Streams systems in Hawaii is unique comparing to systems in other places in the worlds. Besides its volcanic geology, its steep topography contributes to the flashiness of stream flow. The prevalent trade wind results in wet (windward) and dry (leeward) sides of island, which receive unequal amount of moisture for cloud formation. To better understand and describe the mechanism of forming stream flow in Hawaii, a series of hydrologic model, from simple to complex, were used to simulate stream flow on two pilot watershed. We first used a lumped-model, Thornthwaite Monthly Water Balance Model, to describe water budget of each watershed. Second, we used a non-spatial explicit model, topographic index model (TOPMODEL), to describe the surface and subsurface components that contribute to stream flow. Finally, we used a semi-distributed model, Soil and Water Assessment Tool (SWAT), to understand the different land use effect on stream flow. In particular, rainfall coverage was obtained from dynamic downscaling model and validated with observation.
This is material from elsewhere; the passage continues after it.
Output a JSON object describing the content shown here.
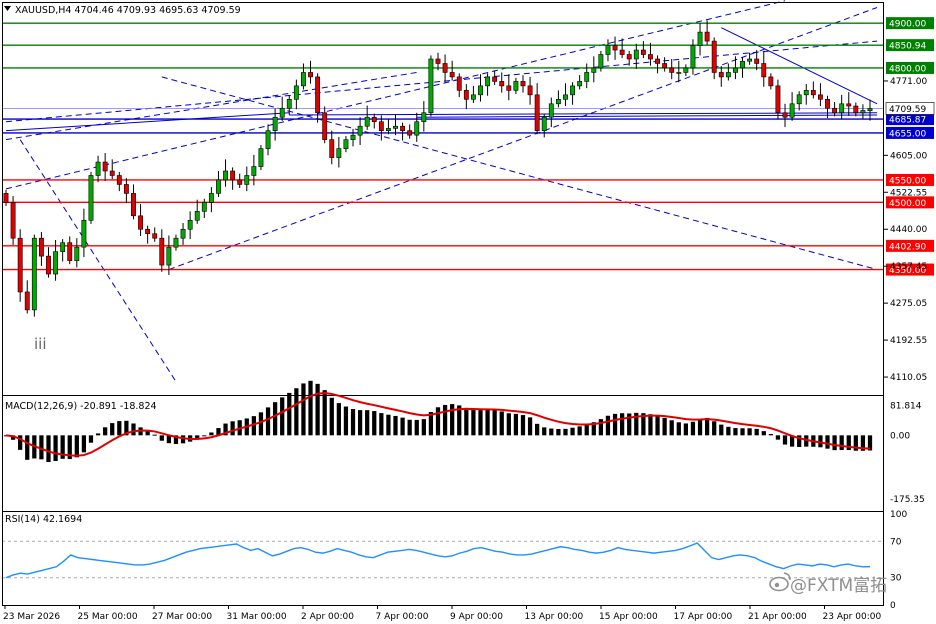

The spatial distribution of rainfall data were served as input for all models. Through these processes, we strategically dissected the components in contributing to stream flow within a watershed, and revealed the dominate mechanism and drivers of stream flow in the watersheds. We then compared the processes in forming stream flow in watersheds of windward and leeward side. The difference in the two watershed were presented and described. Ultimately, the successful building of flow models allows us to further describe the nutrient and sediment transport that affects both instream habitats and downstream estuarine and coastal system.